We are programmed to use negative information far more than positive information to educate our environment, in addition to this constant scanning for threats. It makes sense when you consider it in the light of evolution. More than enjoying the warmth of a pleasant cave fire, survival depends on spotting danger.
And it’s not just that we choose to use negative information; it carries much more weight. Negative emotions have a greater impact on our brain than optimistic ones. According to studies, we need more optimistic messages (at least five) for every negative one to keep things moving in the right direction.
The Glitch In The Matrix
“As we’ve become more technologically evolved and advanced, it’s become a more maladaptive function. We can’t cope with things improving, so our fight-or-flight mechanisms cause us to react badly to one another,” he says. It’s as if there’s a glitch in our collective consciousness. “We are lacking in humanity and regard outsiders as rivals rather than family members. We believe the world is bigger and more powerful than it really is—an illusion that will be shattered if we aren’t careful and wise,” Dr. Brenner says.

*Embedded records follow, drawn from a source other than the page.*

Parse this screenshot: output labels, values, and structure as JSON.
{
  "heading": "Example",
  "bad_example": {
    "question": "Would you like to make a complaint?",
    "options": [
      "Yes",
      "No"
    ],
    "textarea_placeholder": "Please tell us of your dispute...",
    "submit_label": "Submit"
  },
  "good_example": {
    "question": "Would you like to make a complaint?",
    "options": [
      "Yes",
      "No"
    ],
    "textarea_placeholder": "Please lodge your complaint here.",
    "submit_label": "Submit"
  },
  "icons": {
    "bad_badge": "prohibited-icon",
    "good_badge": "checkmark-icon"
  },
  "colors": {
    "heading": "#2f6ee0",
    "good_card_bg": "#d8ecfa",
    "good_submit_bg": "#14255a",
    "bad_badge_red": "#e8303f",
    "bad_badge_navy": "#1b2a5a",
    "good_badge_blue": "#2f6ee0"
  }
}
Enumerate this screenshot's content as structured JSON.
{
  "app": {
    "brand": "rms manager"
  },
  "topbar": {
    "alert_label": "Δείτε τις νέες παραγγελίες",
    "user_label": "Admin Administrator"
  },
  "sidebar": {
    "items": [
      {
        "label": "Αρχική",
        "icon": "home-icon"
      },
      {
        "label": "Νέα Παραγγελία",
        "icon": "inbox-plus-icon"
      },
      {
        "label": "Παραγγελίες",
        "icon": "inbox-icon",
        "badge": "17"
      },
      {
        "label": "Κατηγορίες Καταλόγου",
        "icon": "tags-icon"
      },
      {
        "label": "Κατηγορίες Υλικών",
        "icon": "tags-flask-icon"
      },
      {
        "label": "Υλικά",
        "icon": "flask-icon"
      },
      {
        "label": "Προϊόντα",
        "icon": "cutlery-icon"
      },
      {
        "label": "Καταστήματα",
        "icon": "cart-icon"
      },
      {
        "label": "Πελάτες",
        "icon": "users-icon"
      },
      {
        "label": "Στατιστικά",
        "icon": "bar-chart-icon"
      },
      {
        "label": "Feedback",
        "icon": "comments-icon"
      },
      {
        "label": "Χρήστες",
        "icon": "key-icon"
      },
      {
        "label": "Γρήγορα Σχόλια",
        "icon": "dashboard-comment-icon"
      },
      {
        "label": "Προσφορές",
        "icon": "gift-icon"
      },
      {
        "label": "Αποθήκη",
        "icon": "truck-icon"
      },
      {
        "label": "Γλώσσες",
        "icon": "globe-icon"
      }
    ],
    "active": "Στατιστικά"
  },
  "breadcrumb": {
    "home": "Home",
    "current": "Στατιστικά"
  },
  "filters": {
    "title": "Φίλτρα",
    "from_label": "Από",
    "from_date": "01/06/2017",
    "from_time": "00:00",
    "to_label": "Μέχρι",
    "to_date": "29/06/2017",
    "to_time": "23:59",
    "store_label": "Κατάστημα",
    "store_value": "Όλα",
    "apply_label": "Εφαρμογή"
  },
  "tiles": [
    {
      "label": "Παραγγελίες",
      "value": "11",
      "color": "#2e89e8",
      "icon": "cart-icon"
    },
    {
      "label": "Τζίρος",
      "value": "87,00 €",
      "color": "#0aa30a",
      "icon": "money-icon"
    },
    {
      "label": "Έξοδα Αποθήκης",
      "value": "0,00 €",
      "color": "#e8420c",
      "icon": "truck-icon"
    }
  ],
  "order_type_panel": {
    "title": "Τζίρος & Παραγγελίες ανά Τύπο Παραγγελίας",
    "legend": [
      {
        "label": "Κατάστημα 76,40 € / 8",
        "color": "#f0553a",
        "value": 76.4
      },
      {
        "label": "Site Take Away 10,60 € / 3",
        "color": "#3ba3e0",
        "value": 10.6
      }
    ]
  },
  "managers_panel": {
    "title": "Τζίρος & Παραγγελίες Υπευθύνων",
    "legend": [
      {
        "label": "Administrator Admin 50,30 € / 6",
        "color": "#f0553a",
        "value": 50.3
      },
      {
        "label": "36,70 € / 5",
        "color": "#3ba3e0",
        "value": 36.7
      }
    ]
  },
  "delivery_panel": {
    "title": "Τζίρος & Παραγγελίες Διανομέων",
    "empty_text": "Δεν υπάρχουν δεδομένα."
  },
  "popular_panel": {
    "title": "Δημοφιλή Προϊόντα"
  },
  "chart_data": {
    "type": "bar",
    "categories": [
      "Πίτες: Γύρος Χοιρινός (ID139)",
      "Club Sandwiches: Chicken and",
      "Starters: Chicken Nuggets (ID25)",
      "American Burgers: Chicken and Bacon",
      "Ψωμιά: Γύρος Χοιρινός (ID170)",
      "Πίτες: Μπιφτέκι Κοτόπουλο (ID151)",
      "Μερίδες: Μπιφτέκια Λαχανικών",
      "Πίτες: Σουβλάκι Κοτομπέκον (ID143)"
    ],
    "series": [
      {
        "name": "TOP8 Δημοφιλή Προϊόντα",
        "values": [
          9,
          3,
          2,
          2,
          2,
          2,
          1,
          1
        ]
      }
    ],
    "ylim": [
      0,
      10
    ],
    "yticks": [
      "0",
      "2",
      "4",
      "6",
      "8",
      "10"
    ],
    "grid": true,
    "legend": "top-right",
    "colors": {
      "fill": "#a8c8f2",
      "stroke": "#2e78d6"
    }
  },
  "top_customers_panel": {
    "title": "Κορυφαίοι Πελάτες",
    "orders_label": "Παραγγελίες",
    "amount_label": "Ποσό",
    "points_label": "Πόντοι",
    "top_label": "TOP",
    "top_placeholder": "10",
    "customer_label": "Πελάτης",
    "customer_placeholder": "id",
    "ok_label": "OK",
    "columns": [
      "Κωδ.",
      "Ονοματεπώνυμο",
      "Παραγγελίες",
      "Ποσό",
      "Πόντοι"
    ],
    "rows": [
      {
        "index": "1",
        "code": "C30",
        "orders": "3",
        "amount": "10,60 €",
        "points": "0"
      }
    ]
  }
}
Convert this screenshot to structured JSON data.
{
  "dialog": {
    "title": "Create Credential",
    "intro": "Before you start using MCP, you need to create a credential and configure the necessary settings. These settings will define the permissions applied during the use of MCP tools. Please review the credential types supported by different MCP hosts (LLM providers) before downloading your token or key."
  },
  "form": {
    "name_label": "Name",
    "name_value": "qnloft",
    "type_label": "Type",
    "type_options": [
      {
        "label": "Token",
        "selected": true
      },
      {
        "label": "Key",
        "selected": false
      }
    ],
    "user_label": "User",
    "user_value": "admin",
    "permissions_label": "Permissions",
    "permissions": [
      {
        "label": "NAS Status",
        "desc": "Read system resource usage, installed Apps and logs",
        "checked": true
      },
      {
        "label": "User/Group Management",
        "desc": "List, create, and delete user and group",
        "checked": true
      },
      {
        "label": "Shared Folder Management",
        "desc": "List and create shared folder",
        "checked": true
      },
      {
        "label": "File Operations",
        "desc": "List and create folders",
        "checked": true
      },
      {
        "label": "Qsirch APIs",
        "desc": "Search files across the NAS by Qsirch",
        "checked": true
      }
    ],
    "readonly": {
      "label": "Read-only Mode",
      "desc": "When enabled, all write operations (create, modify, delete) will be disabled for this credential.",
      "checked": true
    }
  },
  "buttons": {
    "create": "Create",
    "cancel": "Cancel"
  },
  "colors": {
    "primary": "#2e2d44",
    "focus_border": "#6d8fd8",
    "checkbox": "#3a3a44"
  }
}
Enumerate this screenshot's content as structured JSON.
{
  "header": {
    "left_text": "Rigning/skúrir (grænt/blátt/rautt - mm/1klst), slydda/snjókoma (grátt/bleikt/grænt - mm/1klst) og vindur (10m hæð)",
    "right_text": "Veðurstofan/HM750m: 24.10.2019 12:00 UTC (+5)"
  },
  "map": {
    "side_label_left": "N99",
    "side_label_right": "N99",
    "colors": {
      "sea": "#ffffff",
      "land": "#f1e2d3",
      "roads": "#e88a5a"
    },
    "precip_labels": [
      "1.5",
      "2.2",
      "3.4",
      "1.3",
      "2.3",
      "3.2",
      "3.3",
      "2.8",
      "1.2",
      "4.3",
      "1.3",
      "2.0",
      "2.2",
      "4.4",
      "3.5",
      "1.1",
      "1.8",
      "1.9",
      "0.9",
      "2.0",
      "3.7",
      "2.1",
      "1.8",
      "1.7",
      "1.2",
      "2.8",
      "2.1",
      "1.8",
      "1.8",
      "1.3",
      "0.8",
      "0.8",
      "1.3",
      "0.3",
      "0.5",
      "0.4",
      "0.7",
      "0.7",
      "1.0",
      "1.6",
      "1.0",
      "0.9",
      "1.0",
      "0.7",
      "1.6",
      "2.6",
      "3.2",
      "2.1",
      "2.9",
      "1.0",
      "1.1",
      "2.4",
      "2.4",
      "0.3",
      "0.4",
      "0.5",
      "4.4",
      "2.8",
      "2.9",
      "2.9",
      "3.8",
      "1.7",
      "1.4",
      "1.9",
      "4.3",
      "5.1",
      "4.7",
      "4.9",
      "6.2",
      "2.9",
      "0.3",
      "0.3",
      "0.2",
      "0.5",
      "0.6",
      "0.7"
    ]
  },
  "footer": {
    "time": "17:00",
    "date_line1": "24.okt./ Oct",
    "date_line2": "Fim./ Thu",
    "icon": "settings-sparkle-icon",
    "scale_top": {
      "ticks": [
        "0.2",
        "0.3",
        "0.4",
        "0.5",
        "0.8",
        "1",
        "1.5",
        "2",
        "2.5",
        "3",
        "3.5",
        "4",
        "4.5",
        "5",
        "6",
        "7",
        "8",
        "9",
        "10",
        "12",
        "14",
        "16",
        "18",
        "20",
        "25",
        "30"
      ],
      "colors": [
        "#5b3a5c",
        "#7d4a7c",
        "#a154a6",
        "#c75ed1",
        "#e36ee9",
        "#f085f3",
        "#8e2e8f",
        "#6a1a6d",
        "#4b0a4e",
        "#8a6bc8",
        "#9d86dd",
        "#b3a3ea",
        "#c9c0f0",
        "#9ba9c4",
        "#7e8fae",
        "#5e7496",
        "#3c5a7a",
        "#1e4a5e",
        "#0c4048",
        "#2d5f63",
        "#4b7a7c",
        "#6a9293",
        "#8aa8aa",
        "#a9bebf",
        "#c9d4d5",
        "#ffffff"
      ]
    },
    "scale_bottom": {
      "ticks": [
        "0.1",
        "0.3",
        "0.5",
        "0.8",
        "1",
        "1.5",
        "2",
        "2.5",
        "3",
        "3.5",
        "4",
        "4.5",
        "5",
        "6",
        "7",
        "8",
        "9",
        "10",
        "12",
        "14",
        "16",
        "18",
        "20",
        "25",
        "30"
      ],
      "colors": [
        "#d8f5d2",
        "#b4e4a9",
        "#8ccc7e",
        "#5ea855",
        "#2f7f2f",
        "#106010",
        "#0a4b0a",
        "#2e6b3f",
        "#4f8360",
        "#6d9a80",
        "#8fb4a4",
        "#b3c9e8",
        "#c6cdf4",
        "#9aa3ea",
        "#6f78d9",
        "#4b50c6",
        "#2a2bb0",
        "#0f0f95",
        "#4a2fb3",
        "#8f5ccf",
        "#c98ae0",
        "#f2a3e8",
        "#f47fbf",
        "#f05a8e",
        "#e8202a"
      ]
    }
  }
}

It’s just a vicious circle. Essentially, the brain is conditioned to search for and detect threats early—both internally and externally—which leads to more attention being paid to negative thoughts, reinforcing them, and increasing their frequency. “Like a car engine in neutral, the default mode network of the brain runs an operating system that loops in more negative thoughts and memories, diminishing the functions of the brain that might disrupt the looping,” Dr. Brenner explains.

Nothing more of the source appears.